Data Table Component Library

Replacing one-off table implementations with a reusable, interaction-rich component system

UI Design

Design system

Problems

Most table implementations are built as one-off solutions, forcing teams to recreate basic functionality repeatedly. The tables I encountered were static — users could view data but couldn't interact meaningfully with it. Essential features like multi-cell selection for comparison, column highlighting to focus on specific metrics, or density adjustments for different monitor sizes required custom development each time instead of being standardized system components.

This created three core issues: inconsistent user experiences across products, wasted design and development time rebuilding the same patterns, and accessibility gaps because interaction states weren't systematically designed.

Decision

I built a comprehensive data table component system with three strategic focuses:

Flexible density system Created three density variants (comfortable, compact, dense) to serve different use cases rather than forcing a single default. Power users analyzing datasets need maximum visible rows, while content-focused tasks require breathing room. This prevents teams from requesting custom variants for legitimate spacing needs.

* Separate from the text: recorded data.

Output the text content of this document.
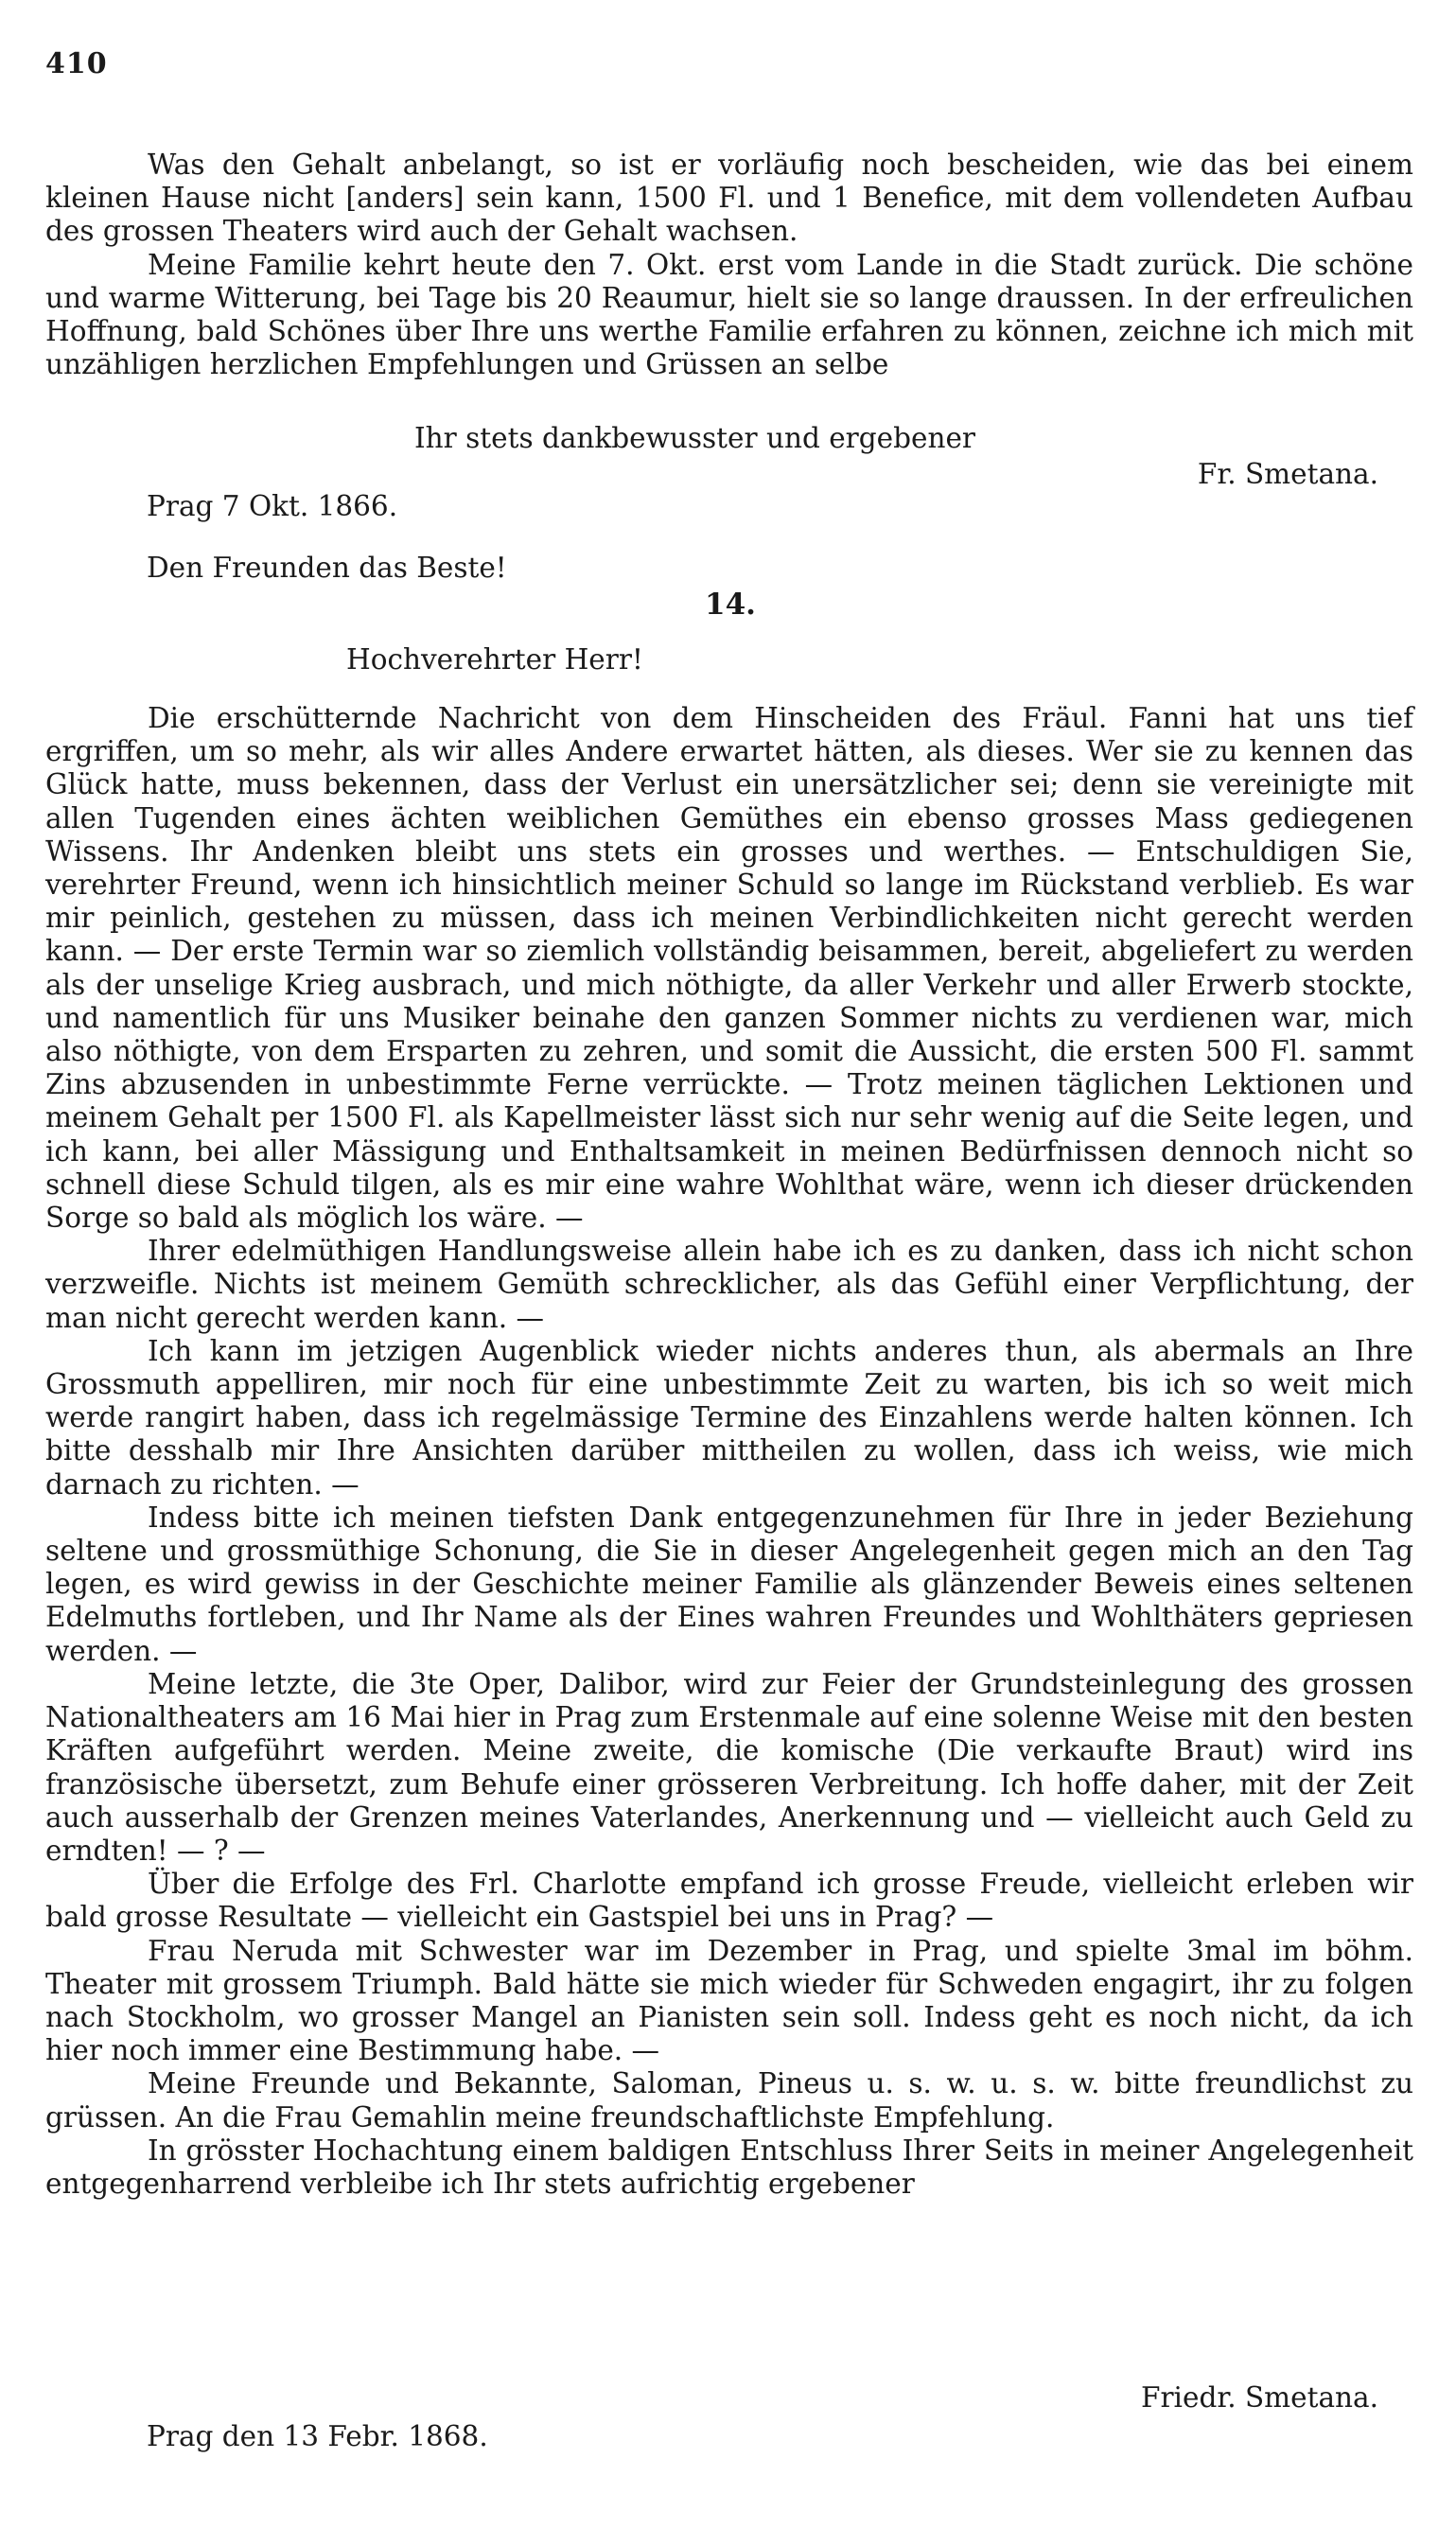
410

Was den Gehalt anbelangt, so ist er vorläufig noch bescheiden, wie das bei einem kleinen Hause nicht [anders] sein kann, 1500 Fl. und 1 Benefice, mit dem vollendeten Aufbau des grossen Theaters wird auch der Gehalt wachsen.

Meine Familie kehrt heute den 7. Okt. erst vom Lande in die Stadt zurück. Die schöne und warme Witterung, bei Tage bis 20 Reaumur, hielt sie so lange draussen. In der erfreulichen Hoffnung, bald Schönes über Ihre uns werthe Familie erfahren zu können, zeichne ich mich mit unzähligen herzlichen Empfehlungen und Grüssen an selbe

Ihr stets dankbewusster und ergebener
Fr. Smetana.
Prag 7 Okt. 1866.
Den Freunden das Beste!
14.
Hochverehrter Herr!

Die erschütternde Nachricht von dem Hinscheiden des Fräul. Fanni hat uns tief ergriffen, um so mehr, als wir alles Andere erwartet hätten, als dieses. Wer sie zu kennen das Glück hatte, muss bekennen, dass der Verlust ein unersätzlicher sei; denn sie vereinigte mit allen Tugenden eines ächten weiblichen Gemüthes ein ebenso grosses Mass gediegenen Wissens. Ihr Andenken bleibt uns stets ein grosses und werthes. — Entschuldigen Sie, verehrter Freund, wenn ich hinsichtlich meiner Schuld so lange im Rückstand verblieb. Es war mir peinlich, gestehen zu müssen, dass ich meinen Verbindlichkeiten nicht gerecht werden kann. — Der erste Termin war so ziemlich vollständig beisammen, bereit, abgeliefert zu werden als der unselige Krieg ausbrach, und mich nöthigte, da aller Verkehr und aller Erwerb stockte, und namentlich für uns Musiker beinahe den ganzen Sommer nichts zu verdienen war, mich also nöthigte, von dem Ersparten zu zehren, und somit die Aussicht, die ersten 500 Fl. sammt Zins abzusenden in unbestimmte Ferne verrückte. — Trotz meinen täglichen Lektionen und meinem Gehalt per 1500 Fl. als Kapellmeister lässt sich nur sehr wenig auf die Seite legen, und ich kann, bei aller Mässigung und Enthaltsamkeit in meinen Bedürfnissen dennoch nicht so schnell diese Schuld tilgen, als es mir eine wahre Wohlthat wäre, wenn ich dieser drückenden Sorge so bald als möglich los wäre. —

Ihrer edelmüthigen Handlungsweise allein habe ich es zu danken, dass ich nicht schon verzweifle. Nichts ist meinem Gemüth schrecklicher, als das Gefühl einer Verpflichtung, der man nicht gerecht werden kann. —

Ich kann im jetzigen Augenblick wieder nichts anderes thun, als abermals an Ihre Grossmuth appelliren, mir noch für eine unbestimmte Zeit zu warten, bis ich so weit mich werde rangirt haben, dass ich regelmässige Termine des Einzahlens werde halten können. Ich bitte desshalb mir Ihre Ansichten darüber mittheilen zu wollen, dass ich weiss, wie mich darnach zu richten. —

Indess bitte ich meinen tiefsten Dank entgegenzunehmen für Ihre in jeder Beziehung seltene und grossmüthige Schonung, die Sie in dieser Angelegenheit gegen mich an den Tag legen, es wird gewiss in der Geschichte meiner Familie als glänzender Beweis eines seltenen Edelmuths fortleben, und Ihr Name als der Eines wahren Freundes und Wohlthäters gepriesen werden. —

Meine letzte, die 3te Oper, Dalibor, wird zur Feier der Grundsteinlegung des grossen Nationaltheaters am 16 Mai hier in Prag zum Erstenmale auf eine solenne Weise mit den besten Kräften aufgeführt werden. Meine zweite, die komische (Die verkaufte Braut) wird ins französische übersetzt, zum Behufe einer grösseren Verbreitung. Ich hoffe daher, mit der Zeit auch ausserhalb der Grenzen meines Vaterlandes, Anerkennung und — vielleicht auch Geld zu erndten! — ? —

Über die Erfolge des Frl. Charlotte empfand ich grosse Freude, vielleicht erleben wir bald grosse Resultate — vielleicht ein Gastspiel bei uns in Prag? —

Frau Neruda mit Schwester war im Dezember in Prag, und spielte 3mal im böhm. Theater mit grossem Triumph. Bald hätte sie mich wieder für Schweden engagirt, ihr zu folgen nach Stockholm, wo grosser Mangel an Pianisten sein soll. Indess geht es noch nicht, da ich hier noch immer eine Bestimmung habe. —

Meine Freunde und Bekannte, Saloman, Pineus u. s. w. u. s. w. bitte freundlichst zu grüssen. An die Frau Gemahlin meine freundschaftlichste Empfehlung.

In grösster Hochachtung einem baldigen Entschluss Ihrer Seits in meiner Angelegenheit entgegenharrend verbleibe ich Ihr stets aufrichtig ergebener

Friedr. Smetana.
Prag den 13 Febr. 1868.
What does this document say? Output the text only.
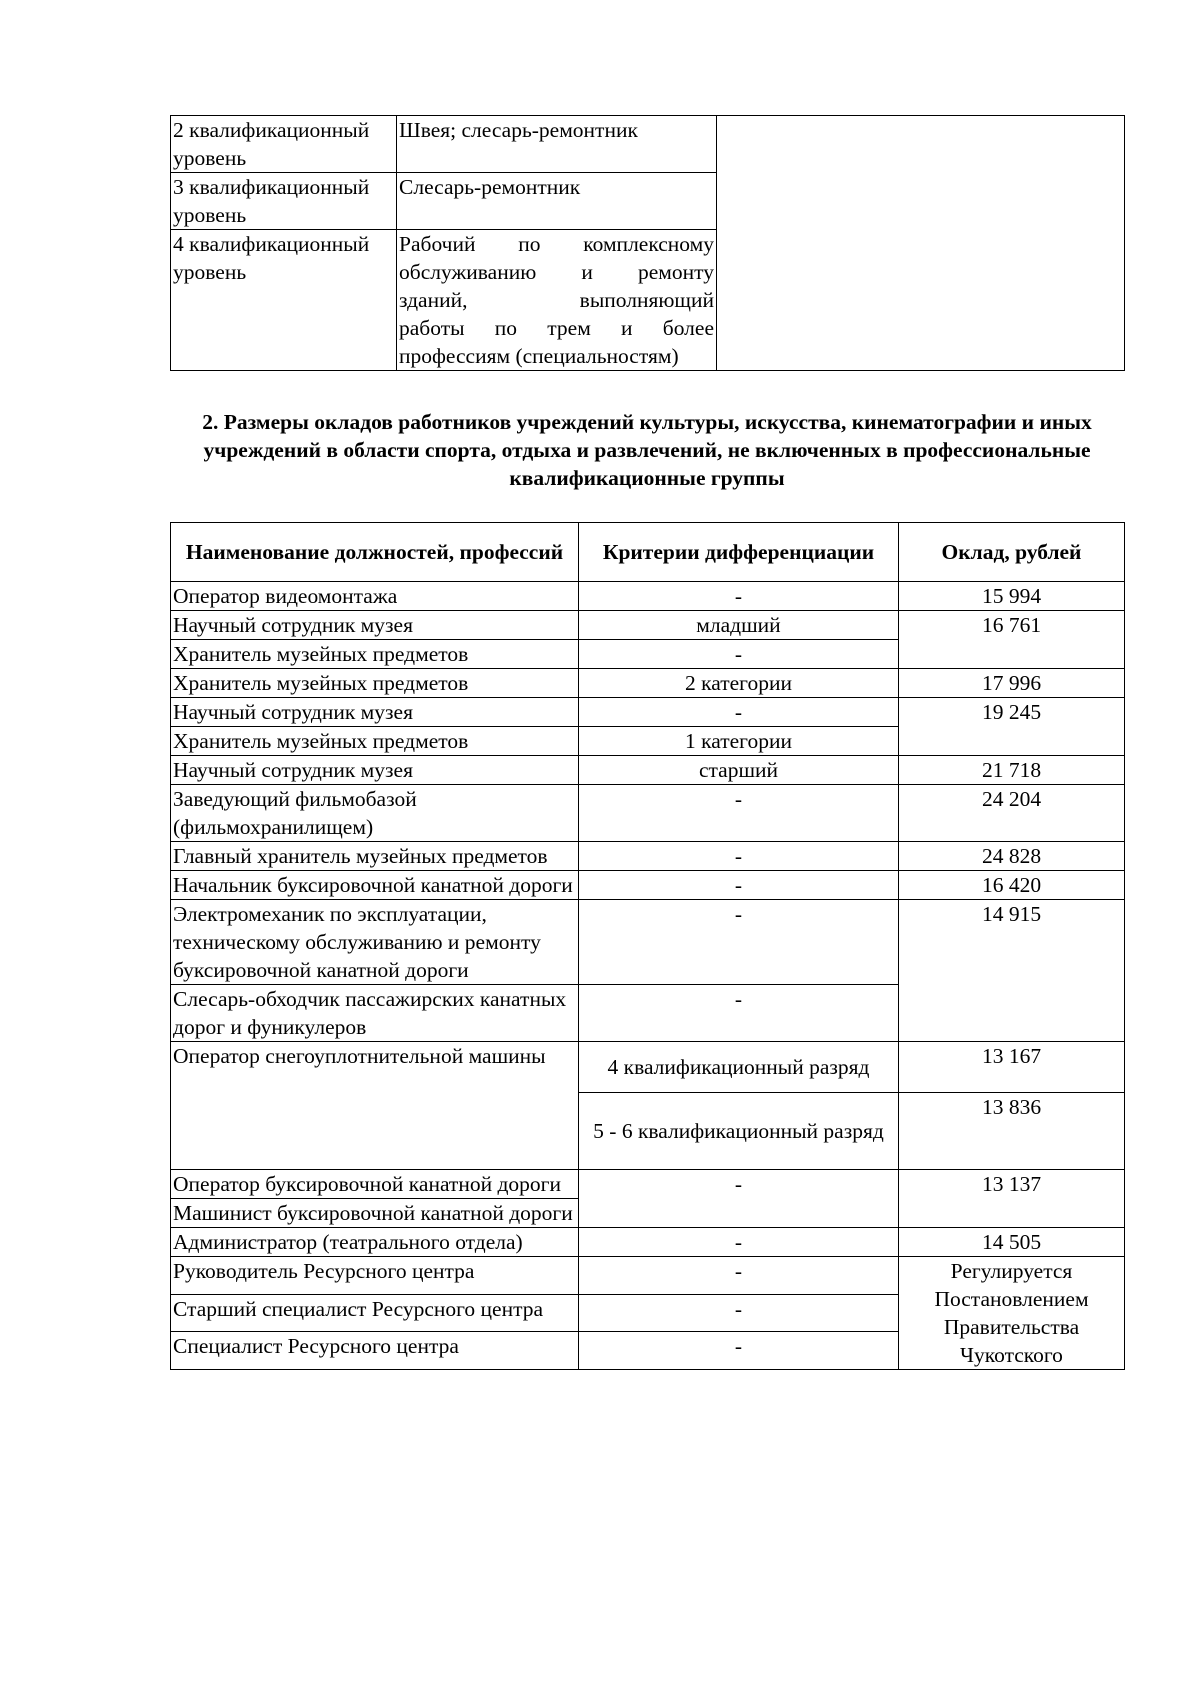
2 квалификационный уровень	Швея; слесарь-ремонтник	
3 квалификационный уровень	Слесарь-ремонтник	
4 квалификационный уровень	Рабочий по комплексному
обслуживанию и ремонту
зданий, выполняющий
работы по трем и более
профессиям (специальностям)	
2. Размеры окладов работников учреждений культуры, искусства, кинематографии и иных учреждений в области спорта, отдыха и развлечений, не включенных в профессиональные квалификационные группы
Наименование должностей, профессий	Критерии дифференциации	Оклад, рублей
Оператор видеомонтажа	-	15 994
Научный сотрудник музея	младший	16 761
Хранитель музейных предметов	-	
Хранитель музейных предметов	2 категории	17 996
Научный сотрудник музея	-	19 245
Хранитель музейных предметов	1 категории	
Научный сотрудник музея	старший	21 718
Заведующий фильмобазой (фильмохранилищем)	-	24 204
Главный хранитель музейных предметов	-	24 828
Начальник буксировочной канатной дороги	-	16 420
Электромеханик по эксплуатации, техническому обслуживанию и ремонту буксировочной канатной дороги	-	14 915
Слесарь-обходчик пассажирских канатных дорог и фуникулеров	-	
Оператор снегоуплотнительной машины	4 квалификационный разряд	13 167
	5 - 6 квалификационный разряд	13 836
Оператор буксировочной канатной дороги	-	13 137
Машинист буксировочной канатной дороги		
Администратор (театрального отдела)	-	14 505
Руководитель Ресурсного центра	-	Регулируется Постановлением Правительства Чукотского
Старший специалист Ресурсного центра	-	
Специалист Ресурсного центра	-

Interactive selection patterns Designed systematic selection states for individual cells, entire rows, and entire columns. This supports comparison workflows and data analysis tasks that standard static tables can't handle. Each selection state has clear visual hierarchy using semantic color tokens.

Semantic theming foundation Established color tokens designed for both light and dark modes from the start. Each color serves a clear purpose (selection, hover, focus, borders) and maintains WCAG accessibility standards across themes. This prevents the common problem of retrofitting dark mode later and discovering contrast issues.

The component architecture uses an 8-point spacing system and proper design tokens, making it developer-friendly for handoff and ensuring consistency as the system scales.

Impact

Design efficiency: Teams can implement functional tables in hours instead of days by using pre-built variants rather than designing from scratch each time.

Consistent interactions: Standardized selection and sorting patterns create predictable user experiences across all products using the system.

Future-ready architecture: Semantic token structure allows the system to expand (adding filtering UI, pagination patterns, or accessibility enhancements) without rebuilding the foundation.

The system prioritizes reusability and governance — establishing clear patterns for when to use existing variants versus when new functionality requires system-level discussion rather than one-off customization.